SHREK DER DRITTE (2007)

Shrek ist nicht zum König geboren, er möchte zurück in seinen Sumpf. Also zieht er mit Esel und dem gestiefelten Kater los um Artus zu suchen, der ein Anrecht auf den Königstitel hätte. Die sorgenvoll daheimgebliebene Fiona muss unterdessen Prinz Charming bekämpfen, der versucht die Macht an sich zu reißen...
 
Artus und der Runde von der Königstafel...
 
Nach den ganzen Negativkritiken habe ich mich lange nicht an den dritten Teil von „Shrek“ heran gewagt. Gestern siegte die Neugierde, ich war bereit mir den Abend mit einem schlechten Film zu verderben. Was ich zu sehen bekam war allerdings ein sehr kurzweiliger und sehr lustiger Film, der richtig Laune machte.
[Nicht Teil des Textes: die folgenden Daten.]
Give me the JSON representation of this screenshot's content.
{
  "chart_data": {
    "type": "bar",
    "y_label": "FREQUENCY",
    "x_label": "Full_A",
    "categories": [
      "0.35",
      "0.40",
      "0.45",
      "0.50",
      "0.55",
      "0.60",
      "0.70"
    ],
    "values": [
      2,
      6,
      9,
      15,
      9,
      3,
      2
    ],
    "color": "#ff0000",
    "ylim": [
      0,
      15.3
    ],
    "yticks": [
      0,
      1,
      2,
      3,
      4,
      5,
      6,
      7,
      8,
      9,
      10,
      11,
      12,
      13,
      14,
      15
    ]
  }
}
Im direkten Vergleich muss man schon betonen, dass wir es hier mit dem bisher schlechtesten „Shrek“-Teil zu tun haben. Aber Sequel 2 gehen ja auch richtig gute Werke voraus. Abnutzungserscheinungen sind bei Fortsetzung meistens sichtbar, und vieles geniales, wie manche Figur, wird einfach zur Gewohnheit. Aber genau deshalb finde ich es so erstaunlich dass der Lebkuchenmann und Pinocchio noch immer eine so große Wirkung auf die Lachmuskeln haben. Außerdem finde ich es genau deshalb so erstaunlich, dass auch dieser Teil 3 eine richtig gute Geschichte erzählt. Sie steht den Vorgängern in nichts nach.

Punkteabzug gibt es für die Figur des Artus. Bisher wurde noch jede Rolle humoristisch untermalt eingesetzt, egal ob Held, Loser, Randfigur oder was auch immer. Mit Artus wird erstmals eine Figur ins „Shrek“-Universum eingebaut, der jede Lustigkeit fehlt. Das finde ich sehr schade! Wenigstens darf man Merlin herrlich schräg erleben, das macht das Artus-Manko wenigstens etwas wett.

Um dem Stammpublikum etwas frischeres als das ewig neu aufgewärmte zu bieten, versuchte man sich an einer Methode, die auch in „American Pie 3“ Verwendung fand. Man vertauschte die Charaktere zweier Figuren. Was bei „American Pie 3“ mittels eines Rollenspiels umgesetzt wurde, wird in der Märchenwelt Shreks naheliegend über Zauberei erreicht. So steckt Esel nun im Körper des gestiefelten Katers und umgekehrt. Ob dies nun wirklich nötig war sei einmal dahingestellt, ein paar Lacher gibt es aus dieser Idee allerdings zu ernten. An erster Stelle sei hier nur einmal die sehr lustige Szene genannt, in welcher der gestiefelte Kater sich aus einer gefährlichen Situation herausretten will, in dem er wieder den süßen Katzenblick auflegt. Dies über einen Esel verkörpert zu sehen ist schon recht lustig, und die Wirkungslosigkeit sorgt für den gelungenen Schlussgag der Szene.

Überhaupt gibt es wieder jede Menge guter Lacher, u.a. die Sterbebett-Szene mit dem Froschkönig, die Verhörszene mit Pinocchio und die Szenen rund um Merlin. Einige der Witze, gerade zu Beginn, spielen mit den Erwartungen des Zuschauers. Sie klingen so an, dass man den weiteren Fortlauf vermutet und machen dann einen unerwarteten Schwenker, manchmal auch um mit erneutem Schwenk wieder das zunächst vermutete Ziel zu erreichen. Das hält den Zuschauer bei der Stange, bleibt das Gesehene doch damit frisch und kurzweilig. Auf diesem Wege die Aufmerksamkeit des Zuschauers aufrecht zu erhalten finde ich wesentlich effektiver, als der häufig verwendete Weg der Konkurrenz ewig schwungvolle Actionszenen zu zeigen, wie irgendwelche Rutschbahnsituationen, unnötige Verfolgungsjagden, „Stunts“, usw.

Nun wird dieser Weg meist in Trickfilmen gewählt, die dem jungen Publikum gefallen wollen. „Shrek 3“ orientiert sich allerdings, so wie seine beiden Vorgänger, auf ein älteres Publikum, was dem Ergebnis sichtlich gut tut. Es ist zwar erkennbar, dass der anarchistische Humor von Teil zu Teil abbaut, von einem Kinderfilm ist „Shrek 3“ aber immer noch weit entfernt.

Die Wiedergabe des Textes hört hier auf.